70 Nacqui sub Iulio, ancor che fosse tardi,

e vissi a Roma sotto ’l buono Augusto

nel tempo de li dèi falsi e bugiardi.

73 Poeta fui, e cantai di quel giusto

figliuol d’Anchise che venne di Troia,

poi che ’l superbo Ilión fu combusto.

76 Ma tu perché ritorni a tanta noia?

perché non sali il dilettoso monte

ch’è principio e cagion di tutta gioia?».

79 «Or se’ tu quel Virgilio e quella fonte

che spandi di parlar sì largo fiume?»,

rispuos’ io lui con vergognosa fronte.

82 «O de li altri poeti onore e lume,

vagliami ’l lungo studio e ’l grande amore

che m’ha fatto cercar lo tuo volume.

85 Tu se’ lo mio maestro e ’l mio autore,

tu se’ solo colui da cu’ io tolsi

lo bello stilo che m’ha fatto onore.

88 Vedi la bestia per cu’ io mi volsi;

aiutami da lei, famoso saggio,

ch’ella mi fa tremar le vene e i polsi».

91 «A te convien tenere altro viaggio»,

rispuose, poi che lagrimar mi vide,

«se vuo’ campar d’esto loco selvaggio;

94 ché questa bestia, per la qual tu gride,

non lascia altrui passar per la sua via,

ma tanto lo ’mpedisce che l’uccide;

97 e ha natura sì malvagia e ria,

che mai non empie la bramosa voglia,

e dopo ’l pasto ha più fame che pria.

100 Molti son li animali a cui s’ammoglia,

e più saranno ancora, infin che ’l veltro

verrà, che la farà morir con doglia.

103 Questi non ciberà terra né peltro,

ma sapienza, amore e virtute,

e sua nazion sarà tra feltro e feltro.

106 Di quella umile Italia fia salute

per cui morì la vergine Cammilla,

Eurialo e Turno e Niso di ferute.

109 Questi la caccerà per ogne villa,

fin che l’avrà rimessa nello ’nferno,

là onde ’nvidia prima dipartilla.

112 Ond’ io per lo tuo me’ penso e discerno

che tu mi segui, e io sarò tua guida,

e trarrotti di qui per loco etterno;

115 ove udirai le disperate strida,

vedrai li antichi spiriti dolenti,

ch’a la seconda morte ciascun grida;

118 e vederai color che son contenti

nel foco, perché speran di venire

quando che sia a le beate genti.

121 A le quai poi se tu vorrai salire,

anima fia a ciò più di me degna:

con lei ti lascerò nel mio partire;

124 ché quello imperador che là sù regna,

perch’ i’ fu’ ribellante a la sua legge,

non vuol che ’n sua città per me si vegna.
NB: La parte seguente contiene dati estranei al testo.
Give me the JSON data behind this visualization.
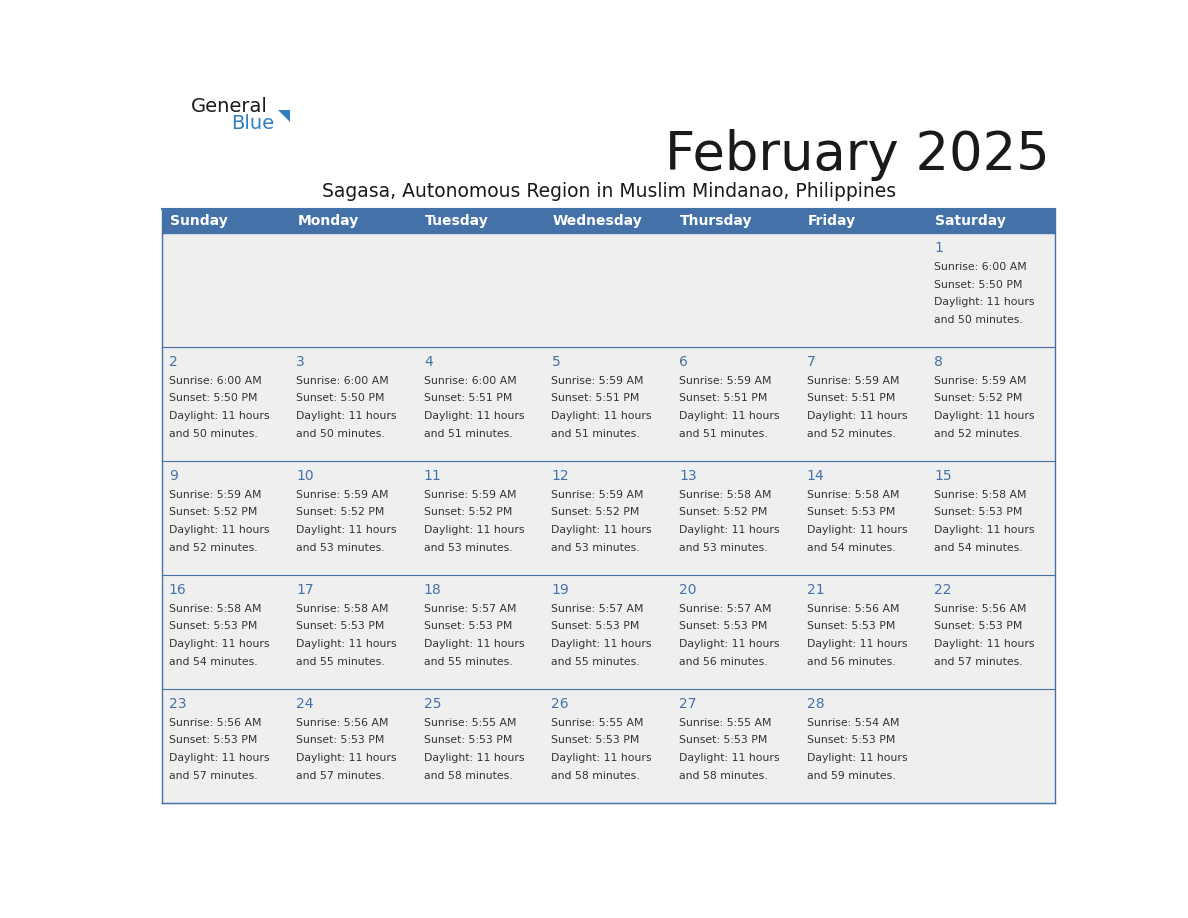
{
  "title": "February 2025",
  "subtitle": "Sagasa, Autonomous Region in Muslim Mindanao, Philippines",
  "days_of_week": [
    "Sunday",
    "Monday",
    "Tuesday",
    "Wednesday",
    "Thursday",
    "Friday",
    "Saturday"
  ],
  "header_bg": "#4472a8",
  "header_text": "#ffffff",
  "row_bg": "#efefef",
  "day_num_color": "#4472a8",
  "info_text_color": "#333333",
  "border_color": "#4472a8",
  "logo_text_color": "#1a1a1a",
  "logo_blue_color": "#2e7ec4",
  "calendar_data": [
    [
      null,
      null,
      null,
      null,
      null,
      null,
      {
        "day": 1,
        "sunrise": "6:00 AM",
        "sunset": "5:50 PM",
        "daylight": "11 hours and 50 minutes."
      }
    ],
    [
      {
        "day": 2,
        "sunrise": "6:00 AM",
        "sunset": "5:50 PM",
        "daylight": "11 hours and 50 minutes."
      },
      {
        "day": 3,
        "sunrise": "6:00 AM",
        "sunset": "5:50 PM",
        "daylight": "11 hours and 50 minutes."
      },
      {
        "day": 4,
        "sunrise": "6:00 AM",
        "sunset": "5:51 PM",
        "daylight": "11 hours and 51 minutes."
      },
      {
        "day": 5,
        "sunrise": "5:59 AM",
        "sunset": "5:51 PM",
        "daylight": "11 hours and 51 minutes."
      },
      {
        "day": 6,
        "sunrise": "5:59 AM",
        "sunset": "5:51 PM",
        "daylight": "11 hours and 51 minutes."
      },
      {
        "day": 7,
        "sunrise": "5:59 AM",
        "sunset": "5:51 PM",
        "daylight": "11 hours and 52 minutes."
      },
      {
        "day": 8,
        "sunrise": "5:59 AM",
        "sunset": "5:52 PM",
        "daylight": "11 hours and 52 minutes."
      }
    ],
    [
      {
        "day": 9,
        "sunrise": "5:59 AM",
        "sunset": "5:52 PM",
        "daylight": "11 hours and 52 minutes."
      },
      {
        "day": 10,
        "sunrise": "5:59 AM",
        "sunset": "5:52 PM",
        "daylight": "11 hours and 53 minutes."
      },
      {
        "day": 11,
        "sunrise": "5:59 AM",
        "sunset": "5:52 PM",
        "daylight": "11 hours and 53 minutes."
      },
      {
        "day": 12,
        "sunrise": "5:59 AM",
        "sunset": "5:52 PM",
        "daylight": "11 hours and 53 minutes."
      },
      {
        "day": 13,
        "sunrise": "5:58 AM",
        "sunset": "5:52 PM",
        "daylight": "11 hours and 53 minutes."
      },
      {
        "day": 14,
        "sunrise": "5:58 AM",
        "sunset": "5:53 PM",
        "daylight": "11 hours and 54 minutes."
      },
      {
        "day": 15,
        "sunrise": "5:58 AM",
        "sunset": "5:53 PM",
        "daylight": "11 hours and 54 minutes."
      }
    ],
    [
      {
        "day": 16,
        "sunrise": "5:58 AM",
        "sunset": "5:53 PM",
        "daylight": "11 hours and 54 minutes."
      },
      {
        "day": 17,
        "sunrise": "5:58 AM",
        "sunset": "5:53 PM",
        "daylight": "11 hours and 55 minutes."
      },
      {
        "day": 18,
        "sunrise": "5:57 AM",
        "sunset": "5:53 PM",
        "daylight": "11 hours and 55 minutes."
      },
      {
        "day": 19,
        "sunrise": "5:57 AM",
        "sunset": "5:53 PM",
        "daylight": "11 hours and 55 minutes."
      },
      {
        "day": 20,
        "sunrise": "5:57 AM",
        "sunset": "5:53 PM",
        "daylight": "11 hours and 56 minutes."
      },
      {
        "day": 21,
        "sunrise": "5:56 AM",
        "sunset": "5:53 PM",
        "daylight": "11 hours and 56 minutes."
      },
      {
        "day": 22,
        "sunrise": "5:56 AM",
        "sunset": "5:53 PM",
        "daylight": "11 hours and 57 minutes."
      }
    ],
    [
      {
        "day": 23,
        "sunrise": "5:56 AM",
        "sunset": "5:53 PM",
        "daylight": "11 hours and 57 minutes."
      },
      {
        "day": 24,
        "sunrise": "5:56 AM",
        "sunset": "5:53 PM",
        "daylight": "11 hours and 57 minutes."
      },
      {
        "day": 25,
        "sunrise": "5:55 AM",
        "sunset": "5:53 PM",
        "daylight": "11 hours and 58 minutes."
      },
      {
        "day": 26,
        "sunrise": "5:55 AM",
        "sunset": "5:53 PM",
        "daylight": "11 hours and 58 minutes."
      },
      {
        "day": 27,
        "sunrise": "5:55 AM",
        "sunset": "5:53 PM",
        "daylight": "11 hours and 58 minutes."
      },
      {
        "day": 28,
        "sunrise": "5:54 AM",
        "sunset": "5:53 PM",
        "daylight": "11 hours and 59 minutes."
      },
      null
    ]
  ]
}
127 In tutte parti impera e quivi regge;

quivi è la sua città e l’alto seggio:

oh felice colui cu’ ivi elegge!».

130 E io a lui: «Poeta, io ti richeggio

per quello Dio che tu non conoscesti,

a ciò ch’io fugga questo male e peggio,

133 che tu mi meni là dov’ or dicesti,

sì ch’io veggia la porta di san Pietro

e color cui tu fai cotanto mesti».

136 Allor si mosse, e io li tenni dietro.